Judge denies request for soldier’s release from pre-trial confinement
A military judge has denied a motion to release from pre-trial confinement a Cape Coral soldier who has been accused of murdering Afghan civilians.
On Wednesday, the judge denied the motion for Spc. Adam C. Winfield.
“Today’s court decision to continue the pre-trial confinement of Spc. Winfield comes after the court weighed the evidence and determined that the defendant is either a flight risk or will conduct serious misconduct in society,” Maj. Chris Ophardt, with the Public Affairs Office at Joint Base Lewis-McChord in Washington, wrote in a prepared Army statement.
“In order to maintain the integrity of this case and the continuous investigation, we will not speculate further on this case,” he continued.
In May 2010, the military reported that several soldiers, including Winfield, had been implicated in the deaths of three Afghan civilians. Officials said the murders took place as separate incidents during the first half of the year.
Nearly all of those allegedly involved were placed in pre-trial confinement.
Winfield’s father expressed disappointment Thursday over the denial.

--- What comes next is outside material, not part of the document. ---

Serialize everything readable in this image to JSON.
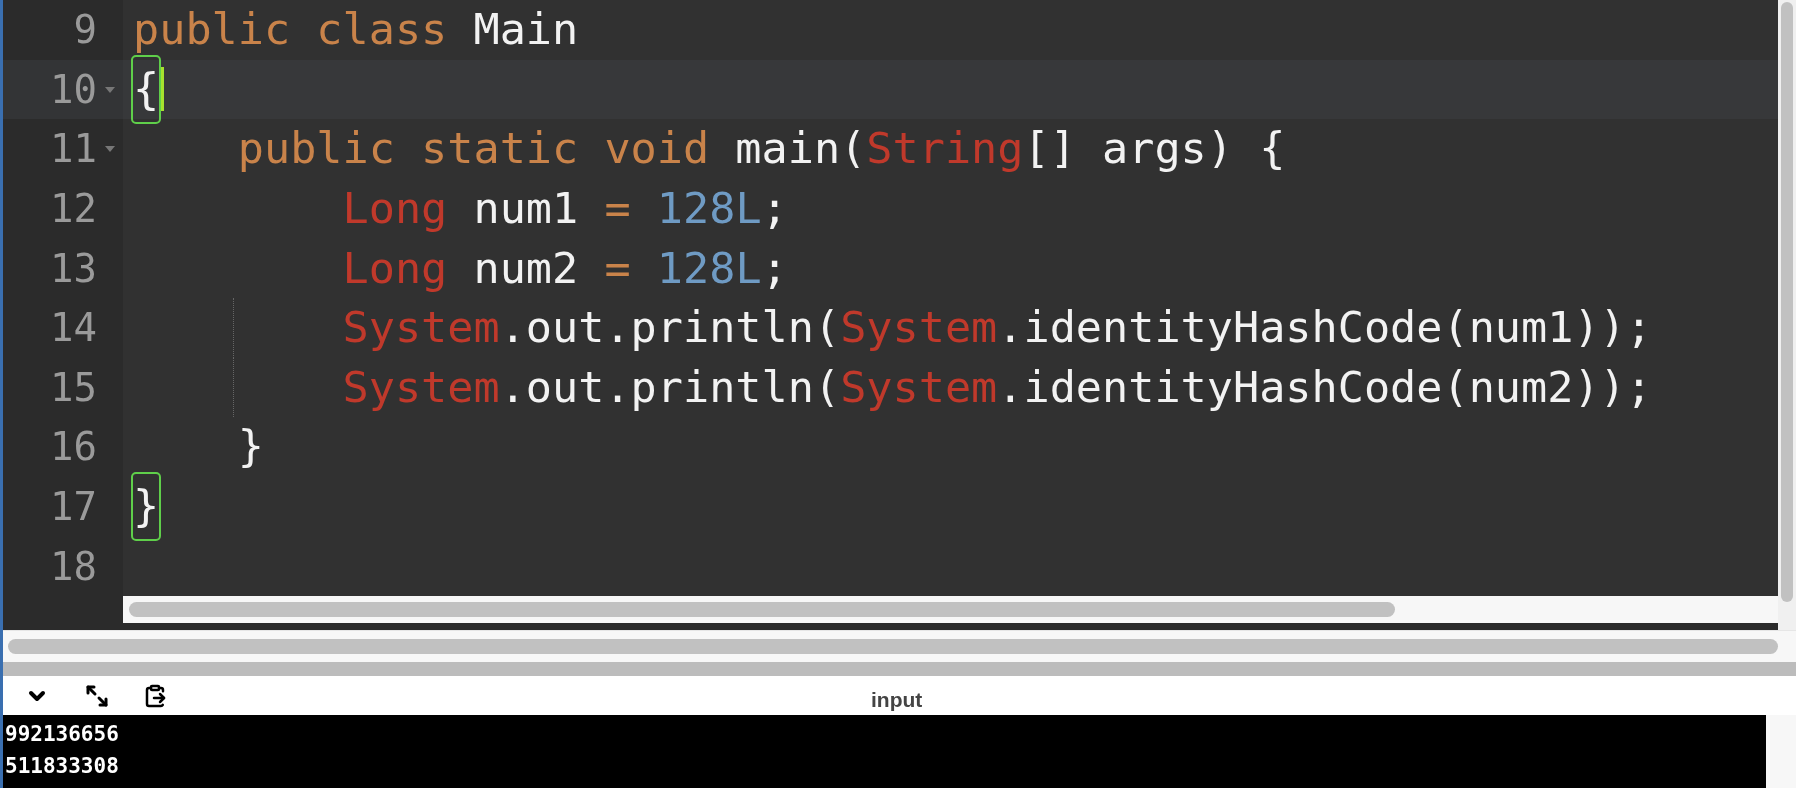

“Of course we’re disappointed because the other two were let out under similar circumstances,” Christopher Winfield said. “But we’re hopeful that will change soon and Adam will be given another opportunity to be released.”
Winfield was the third soldier to request an end to his confinement.
Spc. Michael S. Wagnon II of Las Vegas, Nev., and Pvt. 1st Class Andrew H. Holmes of Boise, Idaho, have each been released with a monitoring device.
Christopher Winfield explained that as different testimony and eyewitness statements come in, the holding status of his son could change.
“Situations and circumstances are changing on a daily basis,” he said, adding that this is a drawn-out process. “It’s just a stumbling block for the time.”
“We haven’t given up any hope that he’s going to be let out,” he added.
Christopher Winfield noted that an Article 32 — an investigative-type of hearing that determines one’s charges — was recently reopened and held for Wagnon, and that the legitimacy of one soldier’s statement is questionable.
He said his son maintains that he did not shoot any Afghan civilians.
“He swears to this day that he didn’t shoot anybody, that he aimed high,” Christopher Winfield said, adding that this will be proven in court.
The tentative court-martial, or trial, dates for Winfield are Sept. 7-9.
He is charged with one specification each of premeditated murder, committing an assault with a dangerous weapon, conspiracy to commit premeditated murder, conspiracy to commit aggravated assault with a dangerous weapon and wrongfully using a controlled substance.
Winfield faces a maximum punishment of imprisonment for life without the possibility of parole if convicted on all charges, according to officials.
Facing the same punishment is Staff Sgt. Calvin Gibbs, of Billings, Mont.
Gibbs is also another soldier who remains in pre-trial confinement.
He faces three specifications of premeditated murder, along with two specifications each of conduct prejudicial to good order and discipline, wrongfully endeavoring to impede an investigation and dereliction of duty.
Gibbs was also charged with unlawfully striking another soldier, committing an assault with a dangerous weapon, conspiracy to commit premeditated murder, conspiracy to commit assault consummated by battery, conspiracy to commit aggravated assault with a dangerous weapon, wrongfully communicating a threat to injure and violating a general order.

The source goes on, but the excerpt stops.